Principal Tolleson continues,“The partnership with Frisco ISD provides a traditional high school experience while supporting their extracurricular goals, which requires a unique time commitment outside of school compared to other school-associated extracurricular activities. Without this partnership, many of the players would be limited in the type of school environment available to them. Frisco ISD and Lone Star High School get an opportunity to build positive relationships with students in the Academy who come from a variety of backgrounds and watch as they develop into productive young men, and in many cases, elite professionals.”
And for Academy products like Scott, who was born in Brooklyn, New York but moved to the Dallas area at a young age, feeling well cared for is something he’s experienced not only during his time at Hunt and Lone Star, but one he’s felt from day one with FCD. “It’s always a good feeling to know I’m home. A lot of players can go to college and experience different places, but it’s good I got to stay home and continue my pro journey here,” he said.
“I was in the youth system before I joined the Academy and just being able to go all the way through the ranks and really show that it works, that it’s not just something that the Hunts are preaching to the people, it’s something that they’ve put their time into and they’ve invested in me and the rest of the guys that came up with me. It’s made me the player I am today, being able to come through that and having coaches that took the time with me every step of the way to help bring me here [to the first team], which is the goal.”
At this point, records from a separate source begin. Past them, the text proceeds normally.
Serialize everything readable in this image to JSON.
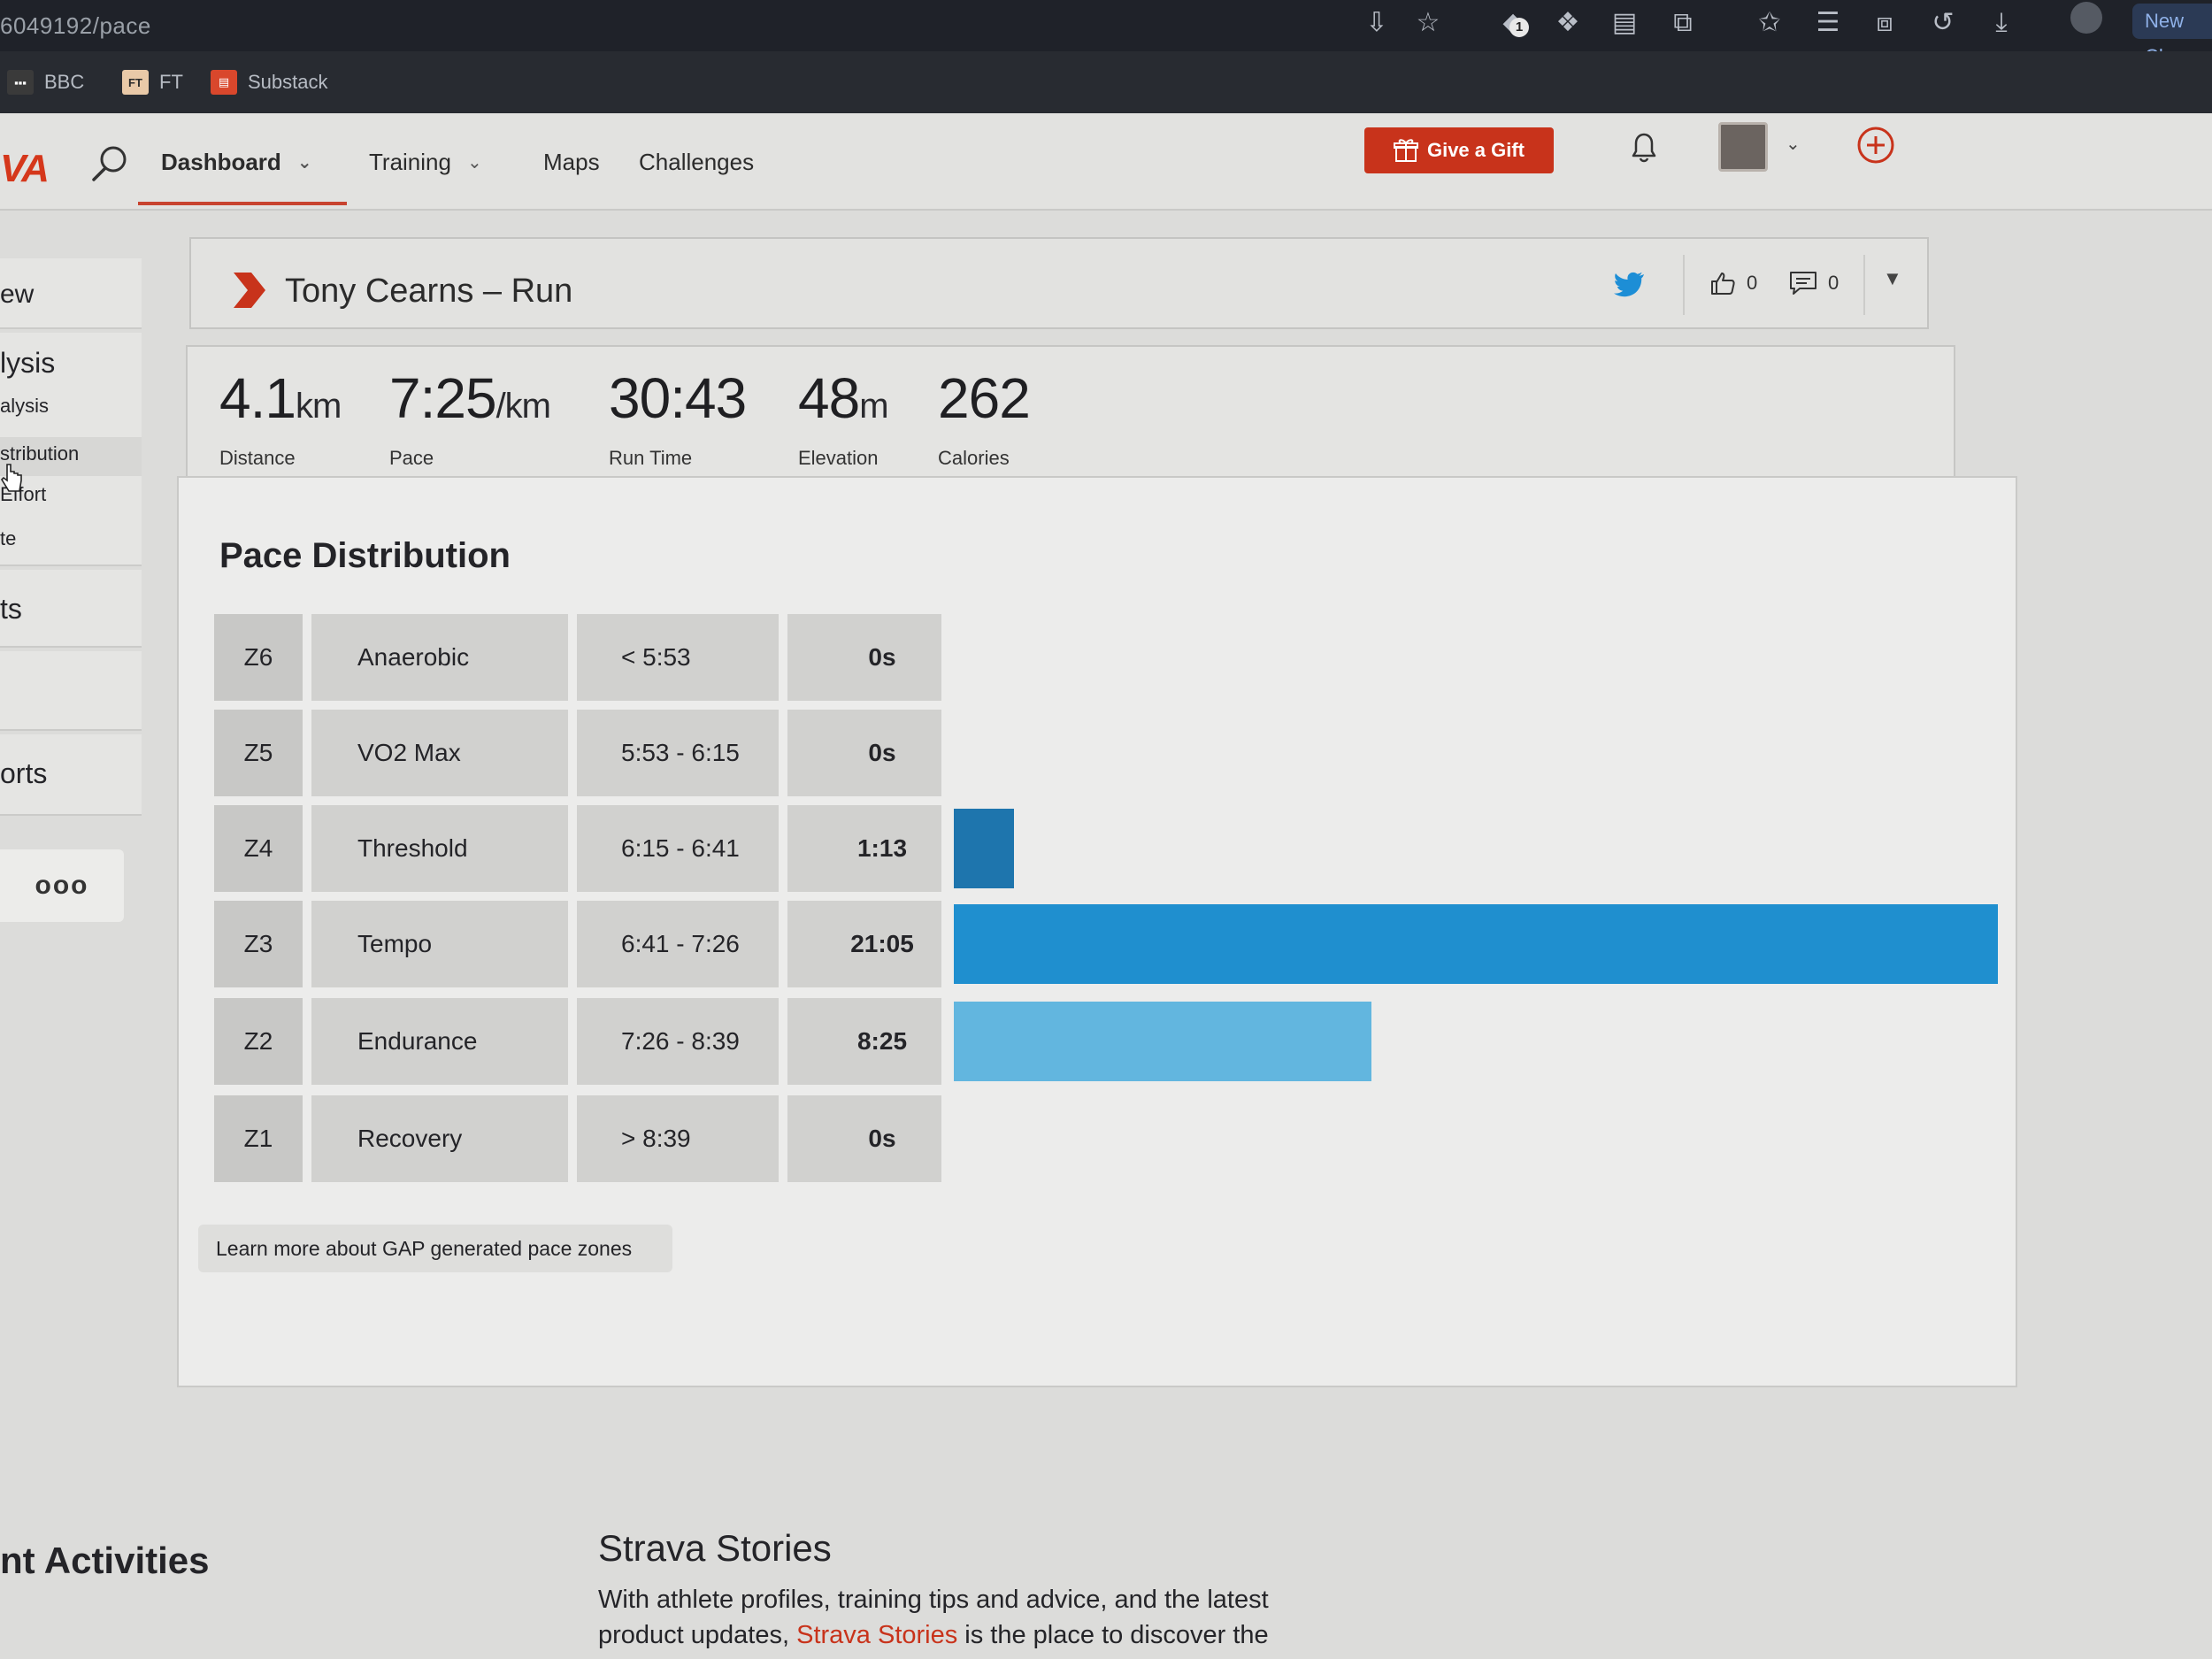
{
  "browser": {
    "url": "6049192/pace",
    "new_chrome": "New Ch",
    "extension_badge": "1",
    "bookmarks": [
      {
        "label": "BBC",
        "fav_text": "▪▪▪",
        "fav_color": "#ffffff",
        "fav_bg": "#3a3a3a"
      },
      {
        "label": "FT",
        "fav_text": "FT",
        "fav_color": "#2b2b2b",
        "fav_bg": "#e9c9a8"
      },
      {
        "label": "Substack",
        "fav_text": "▤",
        "fav_color": "#ffffff",
        "fav_bg": "#d9472c"
      }
    ]
  },
  "nav": {
    "logo": "VA",
    "items": [
      {
        "label": "Dashboard",
        "has_chevron": true,
        "active": true
      },
      {
        "label": "Training",
        "has_chevron": true
      },
      {
        "label": "Maps",
        "has_chevron": false
      },
      {
        "label": "Challenges",
        "has_chevron": false
      }
    ],
    "gift_button": "Give a Gift",
    "accent": "#c8331b"
  },
  "sidebar": {
    "items": [
      {
        "label": "ew"
      },
      {
        "label": "lysis"
      },
      {
        "label": "alysis"
      },
      {
        "label": "stribution"
      },
      {
        "label": "Effort"
      },
      {
        "label": "te"
      },
      {
        "label": "ts"
      },
      {
        "label": ""
      },
      {
        "label": "orts"
      }
    ],
    "more": "ooo"
  },
  "activity": {
    "title": "Tony Cearns – Run",
    "kudos_count": "0",
    "comment_count": "0"
  },
  "stats": [
    {
      "value": "4.1",
      "unit": "km",
      "label": "Distance"
    },
    {
      "value": "7:25",
      "unit": "/km",
      "label": "Pace"
    },
    {
      "value": "30:43",
      "unit": "",
      "label": "Run Time"
    },
    {
      "value": "48",
      "unit": "m",
      "label": "Elevation"
    },
    {
      "value": "262",
      "unit": "",
      "label": "Calories"
    }
  ],
  "pace_distribution": {
    "title": "Pace Distribution",
    "zones": [
      {
        "code": "Z6",
        "name": "Anaerobic",
        "range": "< 5:53",
        "time": "0s",
        "fraction": 0.0,
        "color": "#1f6fa8"
      },
      {
        "code": "Z5",
        "name": "VO2 Max",
        "range": "5:53 - 6:15",
        "time": "0s",
        "fraction": 0.0,
        "color": "#1f6fa8"
      },
      {
        "code": "Z4",
        "name": "Threshold",
        "range": "6:15 - 6:41",
        "time": "1:13",
        "fraction": 0.058,
        "color": "#1e75ad"
      },
      {
        "code": "Z3",
        "name": "Tempo",
        "range": "6:41 - 7:26",
        "time": "21:05",
        "fraction": 1.0,
        "color": "#1f8fcf"
      },
      {
        "code": "Z2",
        "name": "Endurance",
        "range": "7:26 - 8:39",
        "time": "8:25",
        "fraction": 0.4,
        "color": "#62b6df"
      },
      {
        "code": "Z1",
        "name": "Recovery",
        "range": "> 8:39",
        "time": "0s",
        "fraction": 0.0,
        "color": "#1f6fa8"
      }
    ],
    "learn_more": "Learn more about GAP generated pace zones"
  },
  "bottom": {
    "recent_title": "nt Activities",
    "stories_title": "Strava Stories",
    "stories_text_before": "With athlete profiles, training tips and advice, and the latest product updates, ",
    "stories_link": "Strava Stories",
    "stories_text_after": " is the place to discover the"
  }
}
For Hayden, the goal of the FCD academy remains to prepare its players for the future, whether that means playing pro soccer, attending college or going in a completely different direction, preparing these young players embodies the FCD Way, an organizational philosophy encouraging players to “find the way”, a mantra which goes beyond winning, instead challenging players to find success and fulfillment in endeavors on and off the field.
And Hayden and the entire FC Dallas organization realize that were it not for the ongoing mutually beneficial partnership with FISD, the FCD Academy would not have reached the considerable heights it already has in the soccer world. “None of what we do would be possible without that relationship. It’s hard to replicate the support that we’ve gotten,” he said. “I know there’s a lot of MLS clubs around the country that are jealous of the relationship that we have and how we’ve done in the past is directly tied to their support. Can’t say enough about it.”
Stephen Hunt is a Frisco-based freelance writer.